This month, Nelson Barbosa (former Brazilian Minister of Finance under Dilma Rousseff and New School alumni, Economics Ph.D. in 2002) offered a series of lectures and conversations in the university. The Observatory on Latin America hosted him on December 11th, 2019, when he offered an eloquent analysis of Brazil’s recession of 2014-2016. According to Barbosa, this recession is key to make sense of the rise of the far-right in the country.
For Barbosa, this recession is caused by a mix of exogenous and endogenous causes where “bad luck, bad policy, and ugly politics” come into play. Under the exogenous causes, he mentioned global economic shocks and regional climate-related events. The main economic shock was the plummeting of the commodity price index, especially given Brazil’s economy sensibility to oil prices. In terms of climate, he referred to the 2014 drought affecting the country’s hydroelectric energy generation.
Following, he got into political economy specificities.
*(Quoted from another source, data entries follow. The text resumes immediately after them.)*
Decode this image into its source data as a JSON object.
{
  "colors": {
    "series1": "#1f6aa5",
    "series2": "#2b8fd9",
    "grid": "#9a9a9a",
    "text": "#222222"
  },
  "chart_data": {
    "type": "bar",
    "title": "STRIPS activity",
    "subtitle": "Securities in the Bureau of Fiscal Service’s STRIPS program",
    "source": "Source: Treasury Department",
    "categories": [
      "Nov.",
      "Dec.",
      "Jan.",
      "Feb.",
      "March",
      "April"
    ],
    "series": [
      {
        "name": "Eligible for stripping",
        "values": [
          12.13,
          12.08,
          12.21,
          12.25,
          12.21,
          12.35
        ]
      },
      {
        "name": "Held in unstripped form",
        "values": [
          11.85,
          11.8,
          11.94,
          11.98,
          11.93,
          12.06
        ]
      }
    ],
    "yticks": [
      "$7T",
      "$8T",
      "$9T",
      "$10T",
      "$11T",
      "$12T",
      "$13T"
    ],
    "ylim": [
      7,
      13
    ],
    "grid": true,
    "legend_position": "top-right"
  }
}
After what is known as the 2003-2011“little miracle” (strong annual GDP growth and low average consumer inflation -for Latin American standards-), a series of economic policy mistakes were made in response to the crisis that followed. Among other measures and insider stories, he explained that investment in Petrobras is part of the set of economic policy instruments that the government manages. Barbosa explained: “Petrobras has the same size in the Brazilian economy as the military has in the US economy.”
Barbosa insisted there is a continuous judicial loop in the Carwash Operation’s ongoing investigations, making the process institutionally inefficient. Taking part in this are far too many instances: independent and federal prosecutors, the federal comptroller, the congressional auditing authority, the antitrust authority, the central bank, among others. Some have capitalized politically of this inefficiency, because “Who [does not] want to be a superhero against corrupt politicians?” There is also evidence of illegal procedures in the investigations. This is what he refers to as “ugly politics”: partisan obstructions, impeachment without a crime, imprisonment for an “indeterminate act of office”, double standards in the judicial system, and “a clear bias against the left” in the media. Political polarization is also evident in the hollowing of the center at the house of representatives, where the far-right indisputably rose. Bolsonaro’s is an executive cabinet that embraces a “law and order” approach, a Pinochet-styled economic model, a reduction in the social safety net, and that continuously threats democratic institutions.
Despite high unemployment and high informality, Brazil’s economy can expect to grow in 2020. Whether the growth will be fast or slow it is unclear. If the growth is fast, it will bring economic recovery for a few and localized social tensions. If the growth is slow, economic stagnation will be more generalized. Whatever the scenario, inequality will keep on rising, assures Barbosa.